I was agreeably surprised by The Clown Service, not so much by the body of the book but by the clever punch of its ending, which exacted a heavy price for the heroes’ effort to outmanoeuvre the bad guys. The book had rambled a bit, but it really floored it when it got to the off-ramp.
By comparison, The Rain Soaked Bride feels like the engine is idling. The book opens up by sorting out the cliffhanger of the first book as if it wasn’t even a thing. Hmm, I thought. Maybe you weren’t serious after all. And if I’m honest, it isn’t even as if I wanted Guy Adams to be serious. He’s very good at being funny. The opening chapters of the book play like those opening jokes you get in a TV show before they get down to the plot of the week, and in fact, that’s really what’s wrong with The Rain Soaked Bride overall; it felt like a good episode of TV instead of a book.

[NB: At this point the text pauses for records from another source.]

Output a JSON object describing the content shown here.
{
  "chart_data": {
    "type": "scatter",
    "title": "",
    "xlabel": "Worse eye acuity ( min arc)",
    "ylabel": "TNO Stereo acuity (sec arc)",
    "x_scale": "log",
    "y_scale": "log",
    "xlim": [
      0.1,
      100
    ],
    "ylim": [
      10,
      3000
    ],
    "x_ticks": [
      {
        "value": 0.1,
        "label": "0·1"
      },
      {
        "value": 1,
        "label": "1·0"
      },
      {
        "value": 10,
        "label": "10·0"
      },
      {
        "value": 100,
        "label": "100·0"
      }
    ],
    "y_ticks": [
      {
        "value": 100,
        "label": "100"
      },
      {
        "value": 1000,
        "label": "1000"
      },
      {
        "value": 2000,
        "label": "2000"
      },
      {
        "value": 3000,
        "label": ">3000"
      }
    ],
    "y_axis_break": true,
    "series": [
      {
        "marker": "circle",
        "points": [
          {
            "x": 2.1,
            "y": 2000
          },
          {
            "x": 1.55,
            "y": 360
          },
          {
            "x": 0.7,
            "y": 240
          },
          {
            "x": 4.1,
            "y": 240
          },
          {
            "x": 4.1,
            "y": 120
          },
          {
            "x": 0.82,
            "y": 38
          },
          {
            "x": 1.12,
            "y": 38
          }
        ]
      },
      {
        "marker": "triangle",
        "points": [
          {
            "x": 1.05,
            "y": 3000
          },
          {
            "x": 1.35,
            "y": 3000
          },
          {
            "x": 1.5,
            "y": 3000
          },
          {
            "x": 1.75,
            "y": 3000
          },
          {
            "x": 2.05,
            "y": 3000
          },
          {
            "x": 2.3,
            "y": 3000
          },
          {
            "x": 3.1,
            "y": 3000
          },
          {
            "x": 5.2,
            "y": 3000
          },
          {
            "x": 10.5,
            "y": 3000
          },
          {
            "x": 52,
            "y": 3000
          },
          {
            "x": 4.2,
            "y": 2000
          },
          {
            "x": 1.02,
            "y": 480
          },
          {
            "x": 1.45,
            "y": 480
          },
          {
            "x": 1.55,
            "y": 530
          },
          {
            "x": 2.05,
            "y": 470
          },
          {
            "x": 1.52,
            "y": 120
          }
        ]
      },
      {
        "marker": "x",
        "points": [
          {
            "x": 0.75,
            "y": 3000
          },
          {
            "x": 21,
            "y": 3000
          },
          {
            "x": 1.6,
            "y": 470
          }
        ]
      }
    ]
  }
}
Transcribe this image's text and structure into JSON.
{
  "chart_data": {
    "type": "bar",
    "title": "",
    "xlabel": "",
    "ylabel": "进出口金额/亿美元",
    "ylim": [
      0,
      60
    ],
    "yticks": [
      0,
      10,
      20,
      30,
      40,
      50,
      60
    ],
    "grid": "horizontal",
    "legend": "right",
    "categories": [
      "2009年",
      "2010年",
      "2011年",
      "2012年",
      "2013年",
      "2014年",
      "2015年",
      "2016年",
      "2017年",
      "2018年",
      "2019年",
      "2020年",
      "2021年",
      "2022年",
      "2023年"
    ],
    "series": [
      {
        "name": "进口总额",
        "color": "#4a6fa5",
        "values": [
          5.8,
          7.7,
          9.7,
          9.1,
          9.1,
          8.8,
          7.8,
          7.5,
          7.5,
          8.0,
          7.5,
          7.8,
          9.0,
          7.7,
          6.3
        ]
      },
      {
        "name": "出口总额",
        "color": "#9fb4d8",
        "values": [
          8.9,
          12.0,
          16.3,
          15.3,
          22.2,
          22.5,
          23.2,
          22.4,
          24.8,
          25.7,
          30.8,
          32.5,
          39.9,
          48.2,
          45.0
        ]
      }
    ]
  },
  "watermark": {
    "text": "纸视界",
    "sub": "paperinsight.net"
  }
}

The main characters are stuck in a country house, and a curse is knocking off the ancillary characters one by one. How well this works depends on how well the main characters work for you. You need a high quirk tolerance, that’s for sure.
If you’ve got that, the August siblings and Toby Greene are fun to be around. August Shining, in particular, has the perfect deadpan of a man who has had a whole lifetime to get used to the knowledge that being right is not much use in a world which wants to believe something else.
Things end on a cliffhanger again, although this one seems almost to bottle the hard choices; it’s set up as an echo of the climax of On Her Majesty’s Secret Service, so that anyone who’s read the book or seen the movie was waiting for it “We have all the time in the world.” We get the line, but not the closure. So now I have to wait to see whether there’s another fakeout in the next book.